My father is dying. We celebrated our birthdays together for they are one day apart. He is 91 while I have turned 61. There is no stopping the march of time. I am on a long traveling journey that began to grow from the seed planted by the "c" word. I ached to see the place of my birth again before no longer being able to travel or dying. I wanted so much to meet the grandchildren I had never held. I needed to spend time with dad while he is still alive. I had promised to take Sister Mary Louise home to retire. My trek through the metaphorical desert became a very real one in this dimension as well. My mentor gives me the image that it is about finishing a chapter in my life that began beside my dying mother's bed. It is that and more. It is bringing to completion healing of early wounds that have taken a lifetime to close. It is finding the person God created that disappeared so long ago.
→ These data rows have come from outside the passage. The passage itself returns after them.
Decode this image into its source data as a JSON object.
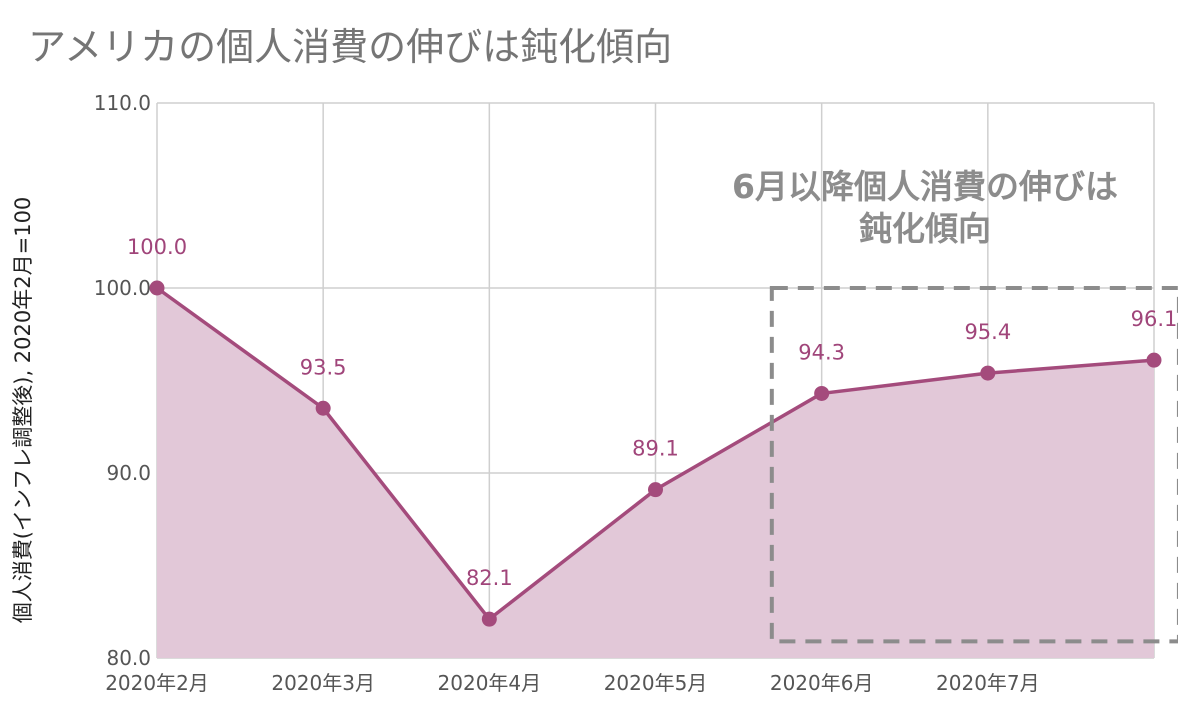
{
  "chart_data": {
    "type": "area",
    "title": "アメリカの個人消費の伸びは鈍化傾向",
    "xlabel": "",
    "ylabel": "個人消費(インフレ調整後), 2020年2月=100",
    "categories": [
      "2020年2月",
      "2020年3月",
      "2020年4月",
      "2020年5月",
      "2020年6月",
      "2020年7月",
      ""
    ],
    "x_tick_labels": [
      "2020年2月",
      "2020年3月",
      "2020年4月",
      "2020年5月",
      "2020年6月",
      "2020年7月"
    ],
    "series": [
      {
        "values": [
          100.0,
          93.5,
          82.1,
          89.1,
          94.3,
          95.4,
          96.1
        ],
        "labels": [
          "100.0",
          "93.5",
          "82.1",
          "89.1",
          "94.3",
          "95.4",
          "96.1"
        ]
      }
    ],
    "y_ticks": [
      "80.0",
      "90.0",
      "100.0",
      "110.0"
    ],
    "y_tick_values": [
      80,
      90,
      100,
      110
    ],
    "ylim": [
      80,
      110
    ],
    "grid": true,
    "annotation": {
      "lines": [
        "6月以降個人消費の伸びは",
        "鈍化傾向"
      ],
      "x_range": [
        3.7,
        6.15
      ],
      "y_range": [
        80.9,
        100
      ]
    },
    "colors": {
      "line": "#a44b7c",
      "fill": "#e2c8d8",
      "label": "#a0457a",
      "grid": "#cfcfcf",
      "axis_text": "#555555",
      "annotation": "#8c8c8c"
    }
  }
}
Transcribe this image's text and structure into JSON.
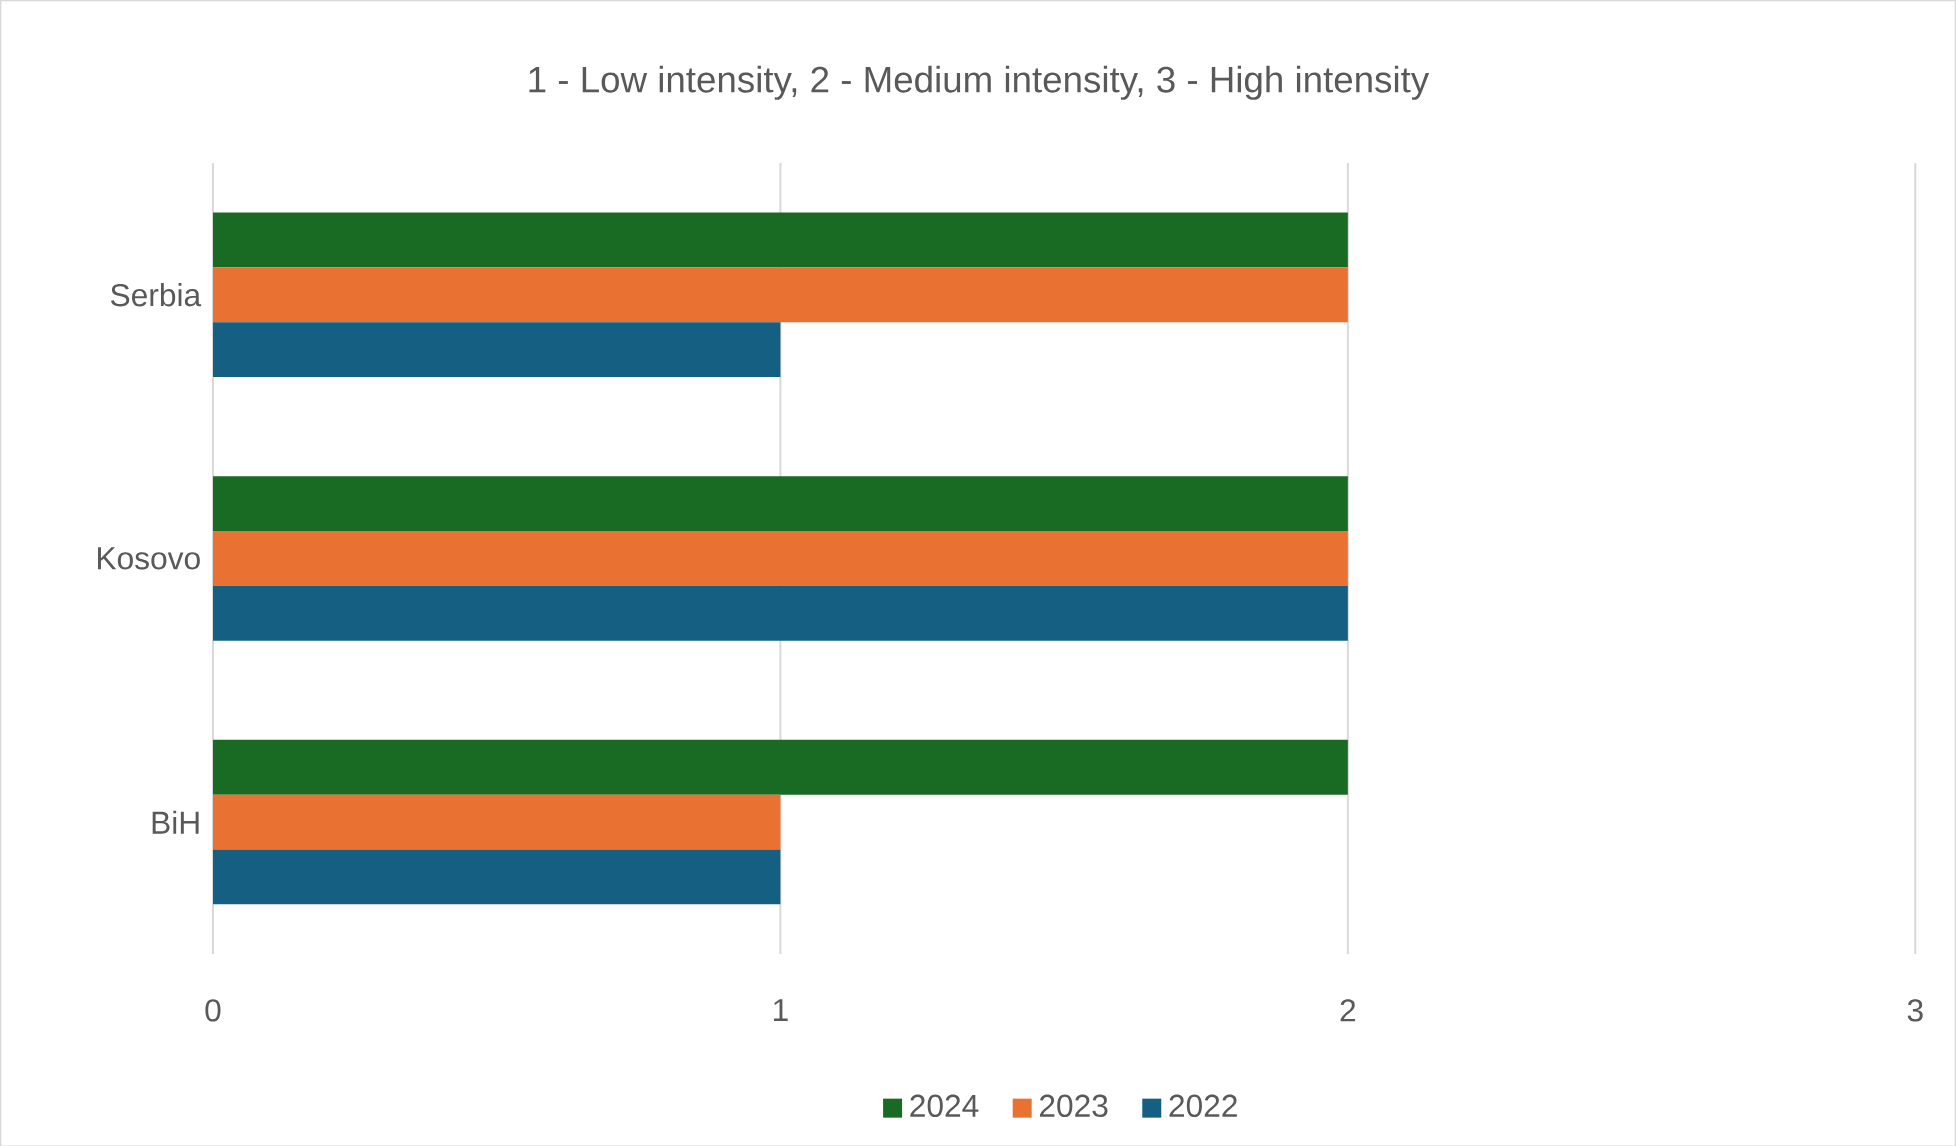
{
  "chart_data": {
    "type": "bar",
    "orientation": "horizontal",
    "title": "1 - Low intensity, 2 - Medium intensity, 3 - High intensity",
    "categories": [
      "Serbia",
      "Kosovo",
      "BiH"
    ],
    "series": [
      {
        "name": "2024",
        "color": "#196b24",
        "values": [
          2,
          2,
          2
        ]
      },
      {
        "name": "2023",
        "color": "#e97132",
        "values": [
          2,
          2,
          1
        ]
      },
      {
        "name": "2022",
        "color": "#156082",
        "values": [
          1,
          2,
          1
        ]
      }
    ],
    "xlim": [
      0,
      3
    ],
    "xticks": [
      0,
      1,
      2,
      3
    ],
    "grid": "x",
    "legend": "bottom"
  }
}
The years have changed how she appears but the heart is the same. There will be a turning of the page when the journey is complete and a new chapter will begin to be written in a very long story. In the meantime I read, I pray, I listen. Mother Theresa says: "Accept whatever He gives you with a big smile: that is holiness." I have finished reading her writings and I aspire to doing just that. The very first day I failed miserably -- I have a long way to go to become holy.